Adriamycin mouse model: a variable but reproducible model of tracheo-oesophageal malformations.

A spectrum of tracheo-oesophageal malformations is seen in humans: oesophageal atresia, tracheal agenesis and laryngotracheo-oesophageal clefts. They are thought to share a common but unknown aetiology. These birth defects are frequently associated with other VACTERL anomalies.

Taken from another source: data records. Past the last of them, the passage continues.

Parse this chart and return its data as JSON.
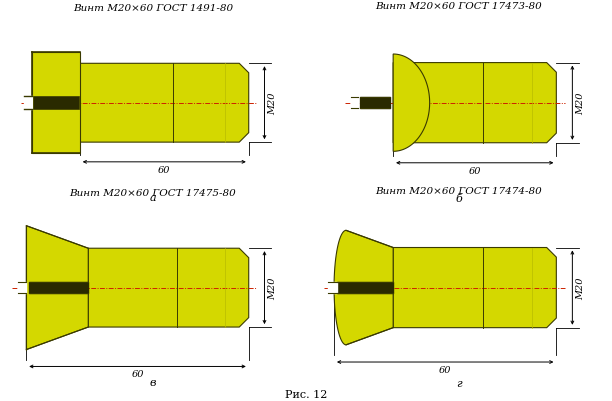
{
  "bg_color": "#ffffff",
  "screw_fill": "#d4d800",
  "screw_edge": "#3a3a00",
  "screw_dark": "#909010",
  "screw_shade": "#b8bc00",
  "slot_color": "#2a2a00",
  "title_a": "Винт М20×60 ГОСТ 1491-80",
  "title_b": "Винт М20×60 ГОСТ 17473-80",
  "title_c": "Винт М20×60 ГОСТ 17475-80",
  "title_d": "Винт М20×60 ГОСТ 17474-80",
  "label_a": "а",
  "label_b": "б",
  "label_c": "в",
  "label_d": "г",
  "caption": "Рис. 12",
  "dim_60": "60",
  "dim_M20": "М20"
}
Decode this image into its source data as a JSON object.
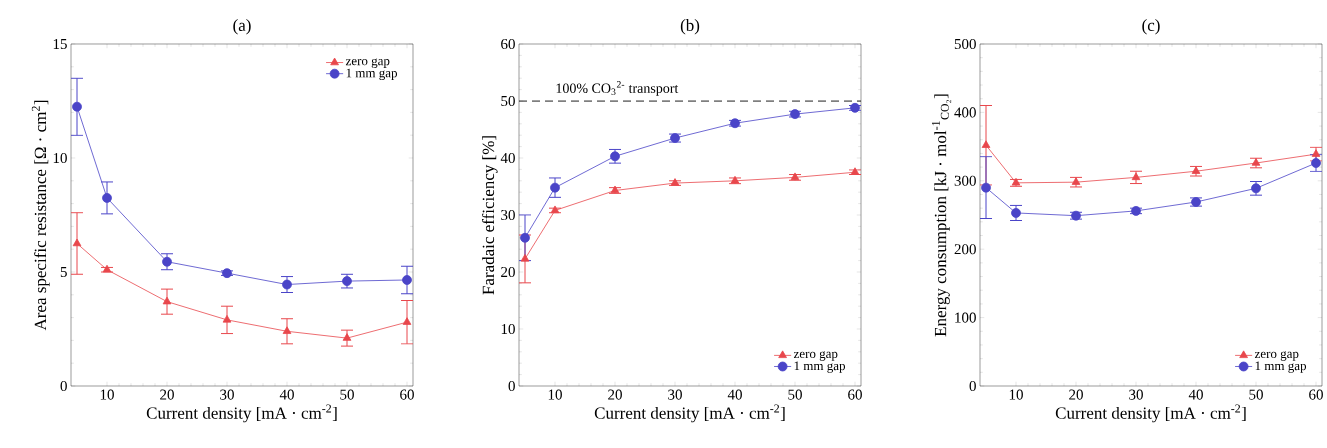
{
  "chart_data": [
    {
      "type": "line",
      "title": "(a)",
      "xlabel": "Current density [mA · cm$^{-2}$]",
      "ylabel": "Area specific resistance [Ω · cm$^{2}$]",
      "x": [
        5,
        10,
        20,
        30,
        40,
        50,
        60
      ],
      "xlim": [
        4,
        61
      ],
      "xticks": [
        10,
        20,
        30,
        40,
        50,
        60
      ],
      "ylim": [
        0,
        15
      ],
      "yticks": [
        0,
        5,
        10,
        15
      ],
      "legend": "top right",
      "series": [
        {
          "name": "zero gap",
          "color": "#e8474c",
          "marker": "triangle",
          "values": [
            6.25,
            5.1,
            3.7,
            2.9,
            2.4,
            2.1,
            2.8
          ],
          "errors": [
            1.35,
            0.1,
            0.55,
            0.6,
            0.55,
            0.35,
            0.95
          ]
        },
        {
          "name": "1 mm gap",
          "color": "#4a44c8",
          "marker": "circle",
          "values": [
            12.25,
            8.25,
            5.45,
            4.95,
            4.45,
            4.6,
            4.65
          ],
          "errors": [
            1.25,
            0.7,
            0.35,
            0.1,
            0.35,
            0.3,
            0.6
          ]
        }
      ]
    },
    {
      "type": "line",
      "title": "(b)",
      "xlabel": "Current density [mA · cm$^{-2}$]",
      "ylabel": "Faradaic efficiency [%]",
      "x": [
        5,
        10,
        20,
        30,
        40,
        50,
        60
      ],
      "xlim": [
        4,
        61
      ],
      "xticks": [
        10,
        20,
        30,
        40,
        50,
        60
      ],
      "ylim": [
        0,
        60
      ],
      "yticks": [
        0,
        10,
        20,
        30,
        40,
        50,
        60
      ],
      "legend": "bottom right",
      "ref_lines": [
        {
          "axis": "y",
          "value": 50,
          "label": "100% CO$_{3}$$^{2-}$ transport",
          "color": "#000000",
          "line_style": "dashed"
        }
      ],
      "series": [
        {
          "name": "zero gap",
          "color": "#e8474c",
          "marker": "triangle",
          "values": [
            22.3,
            30.8,
            34.3,
            35.6,
            36,
            36.6,
            37.5
          ],
          "errors": [
            4.2,
            0.4,
            0.5,
            0.4,
            0.5,
            0.5,
            0.4
          ]
        },
        {
          "name": "1 mm gap",
          "color": "#4a44c8",
          "marker": "circle",
          "values": [
            26,
            34.8,
            40.3,
            43.5,
            46.1,
            47.7,
            48.8
          ],
          "errors": [
            4,
            1.7,
            1.2,
            0.7,
            0.5,
            0.5,
            0.4
          ]
        }
      ]
    },
    {
      "type": "line",
      "title": "(c)",
      "xlabel": "Current density [mA · cm$^{-2}$]",
      "ylabel": "Energy consumption [kJ · mol$^{-1}$$_{CO₂}$]",
      "x": [
        5,
        10,
        20,
        30,
        40,
        50,
        60
      ],
      "xlim": [
        4,
        61
      ],
      "xticks": [
        10,
        20,
        30,
        40,
        50,
        60
      ],
      "ylim": [
        0,
        500
      ],
      "yticks": [
        0,
        100,
        200,
        300,
        400,
        500
      ],
      "legend": "bottom right",
      "series": [
        {
          "name": "zero gap",
          "color": "#e8474c",
          "marker": "triangle",
          "values": [
            352,
            297,
            298,
            305,
            314,
            326,
            339
          ],
          "errors": [
            58,
            5,
            7,
            9,
            7,
            7,
            10
          ]
        },
        {
          "name": "1 mm gap",
          "color": "#4a44c8",
          "marker": "circle",
          "values": [
            290,
            253,
            249,
            256,
            269,
            289,
            326
          ],
          "errors": [
            45,
            11,
            5,
            4,
            6,
            10,
            12
          ]
        }
      ]
    }
  ]
}
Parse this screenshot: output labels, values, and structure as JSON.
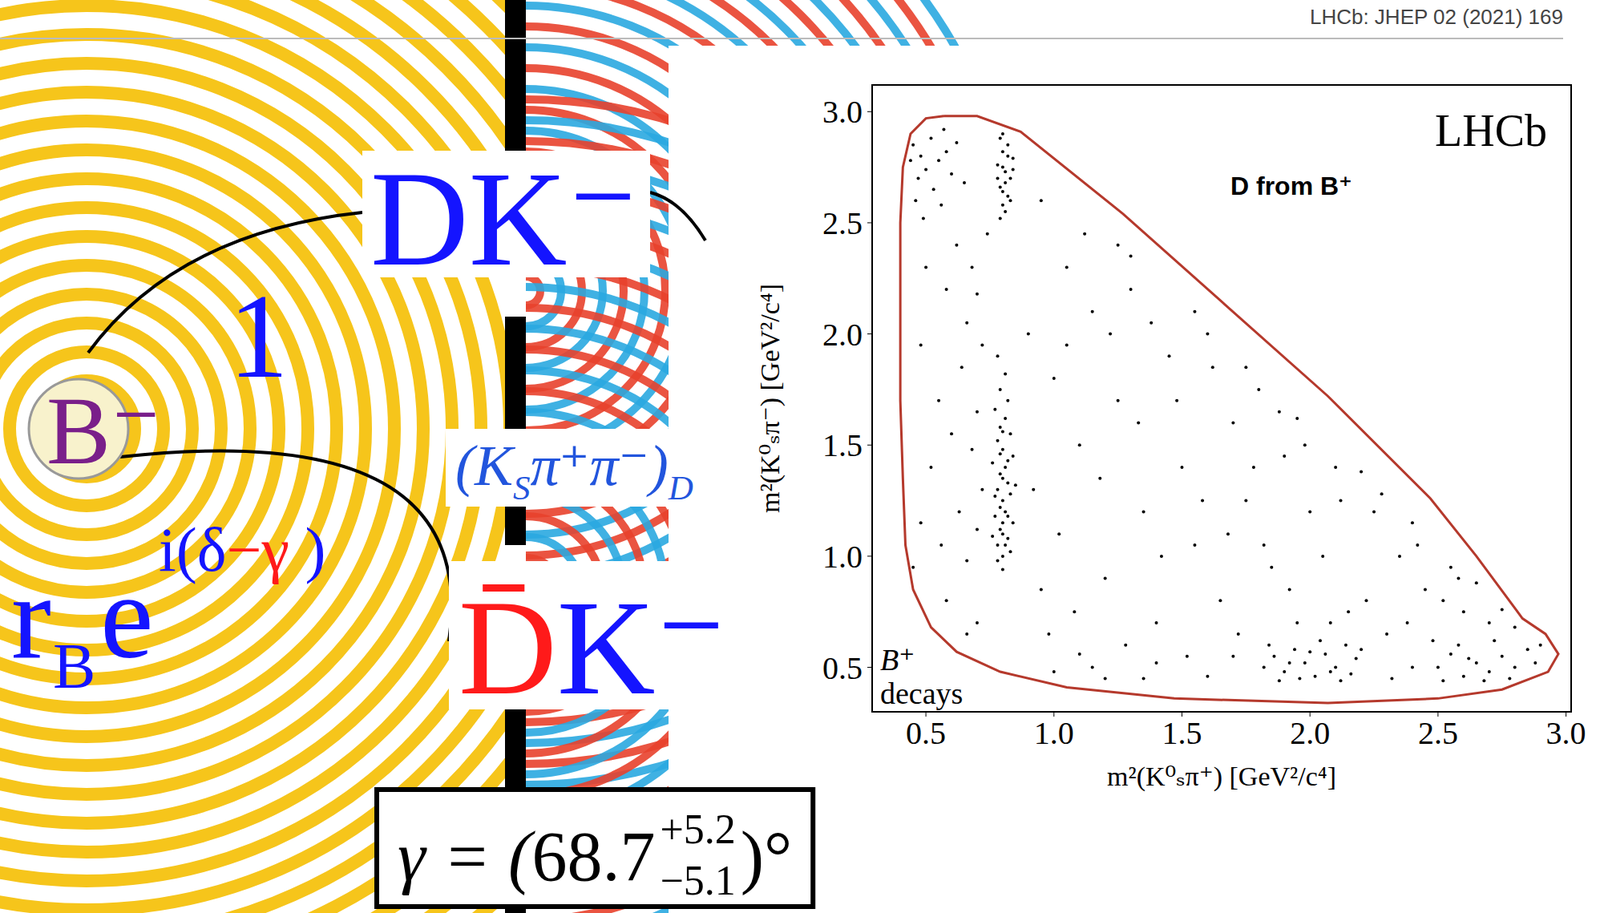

The adriamycin rat model (ARM) has proved to be a valuable model of the VACTERL anomalies, illustrating the dysmorphogenesis of oesophageal atresia and tracheal agenesis. As organogenesis relies on temporaspatially co-ordinated signalling systems, the next step would be to study the molecular pathogenesis of tracheo-oesophageal malformations. However, the mouse is the foremost mammal studied by developmental biologists, offering an expanding wealth of knowledge and scientific research techniques with which to investigate these anomalies. A limited dose response analysis of the teratogenicity of adriamycin in the mouse has identified a dose and timing of injections that produced tracheo-oesophageal malformations and other VACTERL anomalies. A clear account of the types and variability of the tracheo-oesophageal malformations produced by this dose is essential in order to be able to plan and interpret any future investigations of early gestation fetuses. CBA/Ca mice were accurately time-mated (n = 10). Nine dams received intraperitoneal injections of adriamycin (6 mg/kg) and one control dam received saline injections, on days 7 and 8. Fetuses were harvested on day 18, near term. Tracheo-oesophageal malformations were examined by dissecting microscope and serial transverse sections. Results are reported in the standard teratological manner as mean percentage per litter (+/-SEM). The resorption rate of the adriamycin treated fetuses was 50.4%. There were 29 adriamycin treated fetuses for inspection. Tracheo-oesophageal malformations were found in 29.2% (+/-10.3), affecting five out of nine litters. Oesophageal atresia occurred in 15.6% (+/-8.1), laryngotracheo-oesophageal cleft in 10.4% (+/-7) and tracheal agenesis in 3.1% (+/-3.1). All of these malformations occurred with a tracheo-oesophageal fistula. Unlike the ARM, the AMM can produce fetuses with complete laryngotracheo-oesophageal cleft as well as oesophageal atresia or tracheal agenesis. Their occurrence was found to be reproducible but variable. These are important considerations when planning and interpreting experiments using this model.